As you’ve discovered, puppy biting most commonly occurs when you attempt simply to pet your puppy. (There is also leash biting, biting at your clothing, biting your shoes and feet, biting at kids when they’re running or just sitting in a chair, and more—phew!—solutions to all of which you can find in Puppy Savvy.)
If your puppy bites your hands when you pet him, get relief starting today by assuming this will happen and proactively changing your interactions to the following:
- Attempt snuggle time only when your pup is very relaxed or even drowsy. Anything else will invite a bite fest.
- Before you settle in to snuggle, hold a plush toy twice the size of your puppy’s mouth. The pup will bite the toy while you pet him or her. Should the pup miss the toy and bite your hand, yelp once, quietly stand up and silently leave the room with the toy. Return after 15 seconds and try again (this usually works after three days of being consistent, and sometimes after just a few repetitions).
- Play with a toy attached to a line that you flick along the ground to keep teeth at a distance. Keep the toy touching the ground to prevent your pup injuring himself by leaping and landing awkwardly.
- Interact in constructive ways that bypass biting; teach the puppy fetch, find it, nose touch and come-when-called games.
If the puppy bites when you wrestle with him, pet his face, tussle his ears, or pat him on the head:
- Don’t touch him like that. I hate to say it, but that kind of touch explicitly invites biting; puppies get other puppies to bite and play with them by grabbing each other’s faces and ears. Instead, pet your puppy gently on the chest. Show others how to do this, and feed your pup a few treats to keep his mouth occupied while they pet him (that’s a great way to prevent leaping during greetings, too).

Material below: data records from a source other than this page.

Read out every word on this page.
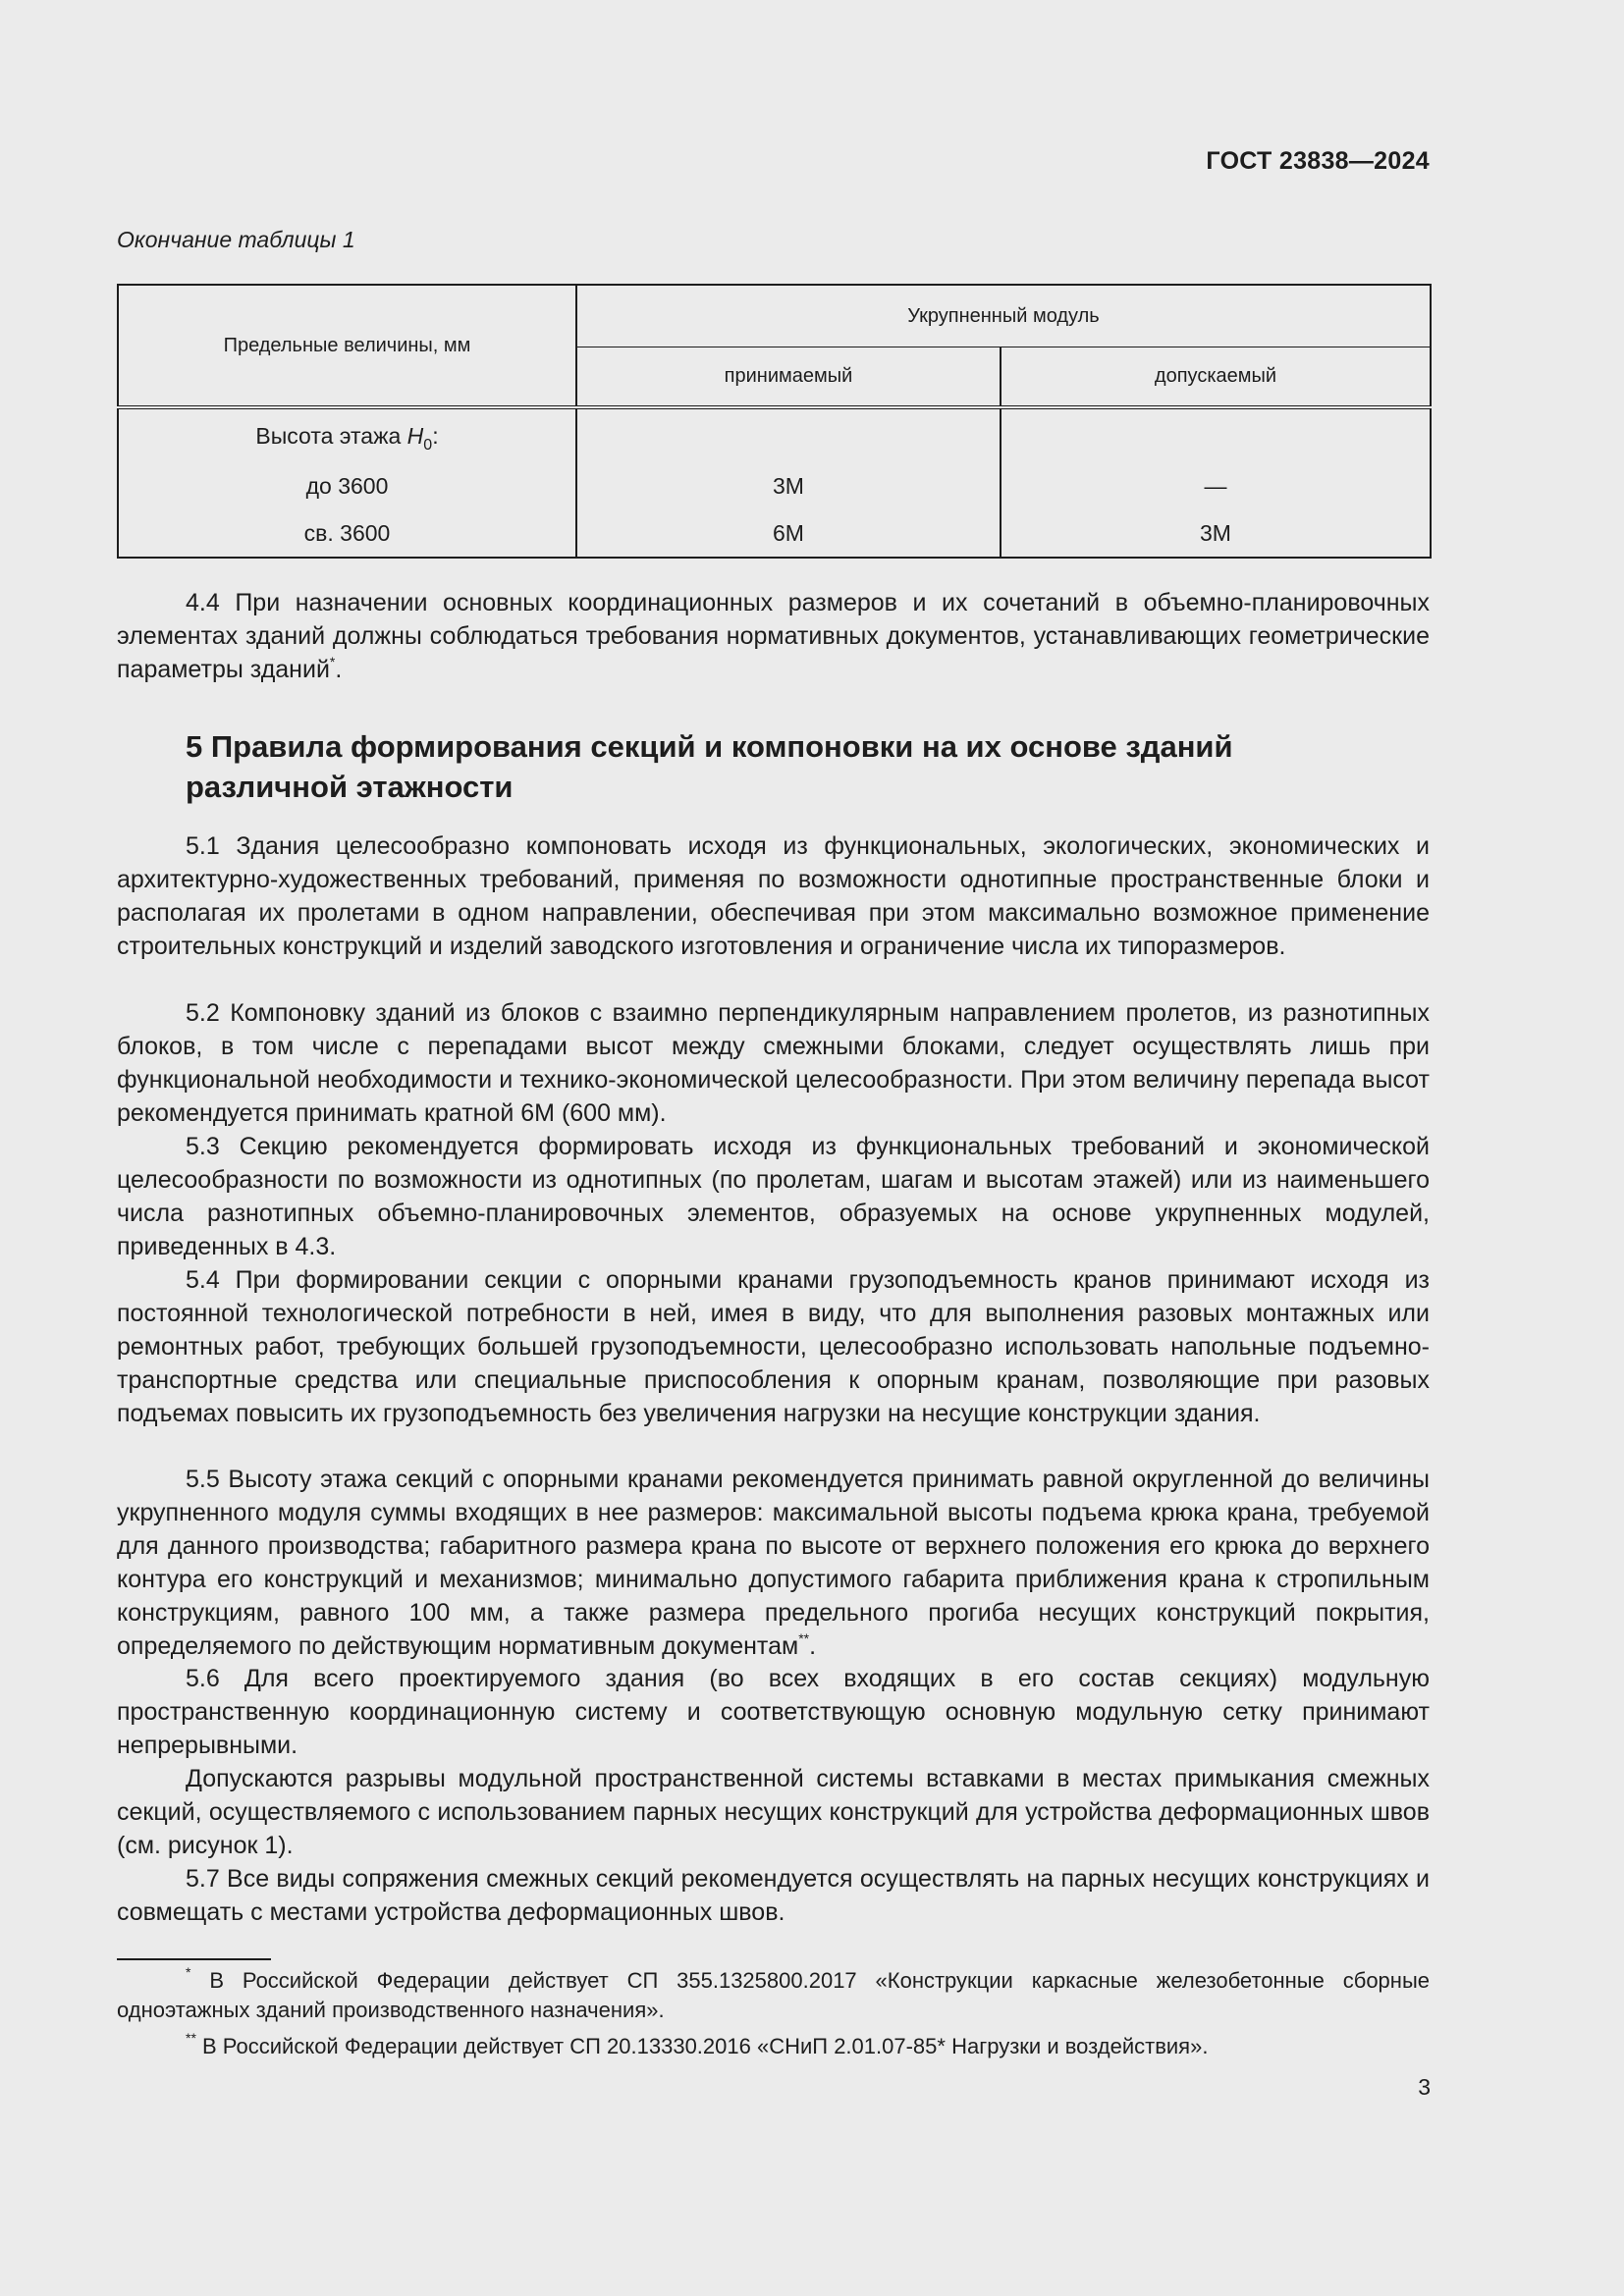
ГОСТ 23838—2024
Окончание таблицы 1
Предельные величины, мм	Укрупненный модуль	
	принимаемый	допускаемый
Высота этажа $H_0$:		
до 3600	3М	—
св. 3600	6М	3М
4.4 При назначении основных координационных размеров и их сочетаний в объемно-планировочных элементах зданий должны соблюдаться требования нормативных документов, устанавливающих геометрические параметры зданий*.
5 Правила формирования секций и компоновки на их основе зданий различной этажности
5.1 Здания целесообразно компоновать исходя из функциональных, экологических, экономических и архитектурно-художественных требований, применяя по возможности однотипные пространственные блоки и располагая их пролетами в одном направлении, обеспечивая при этом максимально возможное применение строительных конструкций и изделий заводского изготовления и ограничение числа их типоразмеров.
5.2 Компоновку зданий из блоков с взаимно перпендикулярным направлением пролетов, из разнотипных блоков, в том числе с перепадами высот между смежными блоками, следует осуществлять лишь при функциональной необходимости и технико-экономической целесообразности. При этом величину перепада высот рекомендуется принимать кратной 6М (600 мм).
5.3 Секцию рекомендуется формировать исходя из функциональных требований и экономической целесообразности по возможности из однотипных (по пролетам, шагам и высотам этажей) или из наименьшего числа разнотипных объемно-планировочных элементов, образуемых на основе укрупненных модулей, приведенных в 4.3.
5.4 При формировании секции с опорными кранами грузоподъемность кранов принимают исходя из постоянной технологической потребности в ней, имея в виду, что для выполнения разовых монтажных или ремонтных работ, требующих большей грузоподъемности, целесообразно использовать напольные подъемно-транспортные средства или специальные приспособления к опорным кранам, позволяющие при разовых подъемах повысить их грузоподъемность без увеличения нагрузки на несущие конструкции здания.
5.5 Высоту этажа секций с опорными кранами рекомендуется принимать равной округленной до величины укрупненного модуля суммы входящих в нее размеров: максимальной высоты подъема крюка крана, требуемой для данного производства; габаритного размера крана по высоте от верхнего положения его крюка до верхнего контура его конструкций и механизмов; минимально допустимого габарита приближения крана к стропильным конструкциям, равного 100 мм, а также размера предельного прогиба несущих конструкций покрытия, определяемого по действующим нормативным документам**.
5.6 Для всего проектируемого здания (во всех входящих в его состав секциях) модульную пространственную координационную систему и соответствующую основную модульную сетку принимают непрерывными.
Допускаются разрывы модульной пространственной системы вставками в местах примыкания смежных секций, осуществляемого с использованием парных несущих конструкций для устройства деформационных швов (см. рисунок 1).
5.7 Все виды сопряжения смежных секций рекомендуется осуществлять на парных несущих конструкциях и совмещать с местами устройства деформационных швов.
* В Российской Федерации действует СП 355.1325800.2017 «Конструкции каркасные железобетонные сборные одноэтажных зданий производственного назначения».
** В Российской Федерации действует СП 20.13330.2016 «СНиП 2.01.07-85* Нагрузки и воздействия».
3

- Meantime, teach him to be relaxed about being touched on the head and face because, let’s face it, it’s going to happen when humans want to show affection or when your pup needs to be examined. Just do the super quick and easy body handling exercises in Puppy Savvy. Here is a one-minute video that shows how.
- No wrestling. Wrestling will sabotage a lot of important skills the puppy needs to get along well in the world, like accepting being touched, restrained, reached for, caught and calmly patted. Instead, get physcial by playing chase, tug, or and hide and seek games (the pup chases the person, never the other way around).
Notice which times of day your puppy is wired so that before the shark attack begins, you can initiate constructive activities or confine him with a chew toy. This simple but powerful change in your routine rewards the pup for behavior you like. Otherwise you risk not only his rehearsal of biting (ouch!), but also him being rewarded if you have been handing him a toy after he bites (gack!).
If you are consistent, you should be bite-free in about a week. Personally I think you should treat yourself to a reward for all that work…perhaps a new, short-sleeved top to show off those teethmark-free arms!